Tauopathies consist of over 25 different neurodegenerative diseases that include argyrophilic grain disease (AGD), progressive supranuclear palsy (PSP), corticobasal degeneration (CBD), and Pick's disease (PiD). Tauopathies are defined by brain accumulation of microtubule-associated protein tau in fibrillar aggregates, whose prevalence strongly correlates with dementia. Dominant mutations in tau cause neurodegenerative diseases, and most increase its aggregation propensity. Pathogenesis of tauopathies may involve pathological tau conformers that serve as templates to recruit native protein into growing assemblies and also move between brain cells to cause disease progression, similar to prions. Prions adopt pathological conformations, termed "strains," that stably propagate in living systems, and create unique patterns of neuropathology. Data from multiple laboratories now suggest that tau acts as a prion. It propagates unique strains indefinitely in cultured cells, and when these are inoculated into mouse models, they create defined neuropathological patterns, which establish a direct link between conformation and disease. In humans, distinct fibril structures are associated with different diseases, but causality has not been established as in mice. Cryo-EM structures of tau fibrils isolated from tauopathy brains reveal distinct fibril cores across disease. Interestingly, the conformation of the tau monomer unit within different fibril subtypes from the same patient appears relatively preserved. This is consistent with data that the tau monomer samples an ensemble of conformations that act as distinct pathologic templates in the formation of restricted numbers of strains. The propensity of a tau monomer to adopt distinct conformations appears to be linked to defined local motifs that expose different patterns of amyloidogenic amino acid sequences. The prion hypothesis, which predicts that protein structure dictates resultant disease, has proved particularly useful to understand the diversity of human tauopathies. The challenge now is to develop methods to rapidly classify patients according to the structure of the underlying pathological protein assemblies to achieve more accurate diagnosis and effective therapy.

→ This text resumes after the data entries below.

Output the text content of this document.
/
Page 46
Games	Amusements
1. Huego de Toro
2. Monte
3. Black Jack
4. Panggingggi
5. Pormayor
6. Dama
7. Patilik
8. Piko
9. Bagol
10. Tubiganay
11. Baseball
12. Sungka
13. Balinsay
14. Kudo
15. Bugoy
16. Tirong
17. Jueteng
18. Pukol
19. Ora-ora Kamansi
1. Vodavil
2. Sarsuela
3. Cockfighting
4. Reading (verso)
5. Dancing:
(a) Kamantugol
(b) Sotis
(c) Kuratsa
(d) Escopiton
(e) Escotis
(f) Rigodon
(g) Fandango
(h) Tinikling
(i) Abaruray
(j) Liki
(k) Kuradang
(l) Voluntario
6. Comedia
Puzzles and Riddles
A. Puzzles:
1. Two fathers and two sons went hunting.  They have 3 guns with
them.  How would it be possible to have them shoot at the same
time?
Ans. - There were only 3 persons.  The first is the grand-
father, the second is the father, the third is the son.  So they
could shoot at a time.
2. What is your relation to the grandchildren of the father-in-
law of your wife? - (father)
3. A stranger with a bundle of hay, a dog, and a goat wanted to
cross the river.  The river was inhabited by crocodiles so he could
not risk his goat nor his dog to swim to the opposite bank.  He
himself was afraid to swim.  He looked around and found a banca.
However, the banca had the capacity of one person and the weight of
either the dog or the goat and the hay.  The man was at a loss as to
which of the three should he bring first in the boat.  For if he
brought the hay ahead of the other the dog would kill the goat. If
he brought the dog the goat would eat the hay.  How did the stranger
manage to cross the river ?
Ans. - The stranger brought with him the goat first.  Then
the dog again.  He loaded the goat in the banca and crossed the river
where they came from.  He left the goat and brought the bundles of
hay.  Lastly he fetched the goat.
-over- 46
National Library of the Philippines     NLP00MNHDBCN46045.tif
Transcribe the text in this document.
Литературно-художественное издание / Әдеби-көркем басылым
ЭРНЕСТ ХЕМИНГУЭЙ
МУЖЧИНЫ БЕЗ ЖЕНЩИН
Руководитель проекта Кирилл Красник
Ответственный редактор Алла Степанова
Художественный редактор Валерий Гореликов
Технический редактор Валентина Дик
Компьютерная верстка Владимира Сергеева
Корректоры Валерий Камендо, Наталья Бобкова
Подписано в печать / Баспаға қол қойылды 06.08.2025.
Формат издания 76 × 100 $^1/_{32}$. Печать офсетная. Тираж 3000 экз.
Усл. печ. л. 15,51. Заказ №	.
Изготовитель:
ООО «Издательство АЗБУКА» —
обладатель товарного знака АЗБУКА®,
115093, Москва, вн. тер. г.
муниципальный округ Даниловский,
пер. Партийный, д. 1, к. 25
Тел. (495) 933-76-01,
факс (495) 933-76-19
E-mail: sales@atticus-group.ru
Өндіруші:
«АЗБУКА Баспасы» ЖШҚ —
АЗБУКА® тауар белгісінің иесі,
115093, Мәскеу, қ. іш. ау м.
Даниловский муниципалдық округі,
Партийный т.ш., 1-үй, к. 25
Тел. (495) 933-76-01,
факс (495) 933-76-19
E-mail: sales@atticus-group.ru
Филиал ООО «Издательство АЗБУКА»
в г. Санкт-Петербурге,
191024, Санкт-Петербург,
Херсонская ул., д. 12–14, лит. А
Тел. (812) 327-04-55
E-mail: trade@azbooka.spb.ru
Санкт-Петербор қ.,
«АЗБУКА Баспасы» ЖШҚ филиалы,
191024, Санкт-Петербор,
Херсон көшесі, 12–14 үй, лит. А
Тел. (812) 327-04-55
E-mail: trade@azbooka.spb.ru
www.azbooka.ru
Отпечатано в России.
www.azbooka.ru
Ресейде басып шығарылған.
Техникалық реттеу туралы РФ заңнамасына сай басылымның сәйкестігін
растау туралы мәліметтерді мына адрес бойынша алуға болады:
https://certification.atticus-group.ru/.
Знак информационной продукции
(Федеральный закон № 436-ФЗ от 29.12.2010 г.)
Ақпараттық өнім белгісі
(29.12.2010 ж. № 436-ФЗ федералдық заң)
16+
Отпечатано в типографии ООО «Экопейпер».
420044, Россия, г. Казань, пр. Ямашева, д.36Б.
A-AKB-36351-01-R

Tau seeding in chronic traumatic encephalopathy parallels disease severity.

Chronic traumatic encephalopathy (CTE), a neurodegenerative tauopathy, is associated with behavioral, mood and cognitive impairment, including dementia. Tauopathies are neurodegenerative diseases whose neuropathological phenotypes are characterized by distinct histopathologic features of tau pathology, which progressively deposit throughout the brain. In certain tauopathies, especially Alzheimer's disease (AD), tau deposition appears to follow brain network connections. Experimental evidence suggests that the progression of tau pathology in humans, mouse and cell models could be explained by tau seeds that adopt distinct conformations and serve as templates for their own amplification to mediate transcellular propagation of pathology. Tau seeds are efficiently detected by the induction of aggregation in cell-based "biosensors" that express tau repeat domain (RD) with a disease-associated mutation (P301S) fused to complementary fluorescent protein tags (cyan and yellow fluorescent protein). Biosensors enable quantification of tau seeding in fixed and fresh-frozen brain tissue. Phospho-tau deposition in CTE follows progressive stages (I-IV), but the relationship of seeding to this deposition is unclear. We have used an established biosensor assay to independently quantify tau seeding as compared to AT8 phospho-tau histopathology in thin sections of fixed tissues of 11 brain regions from 27 patients with CTE, 5 with other tauopathies, and 5 negative controls. In contrast to prior studies of AD, we detected tau seeding late in the course of CTE (predominantly stages III and IV). It was less anatomically prevalent than AT8-positive inclusions, which were relatively widespread. We especially observed seeding in the limbic system (amygdala, thalamus, basal ganglia), which may explain the dominant cognitive and behavior impairments that characterize CTE.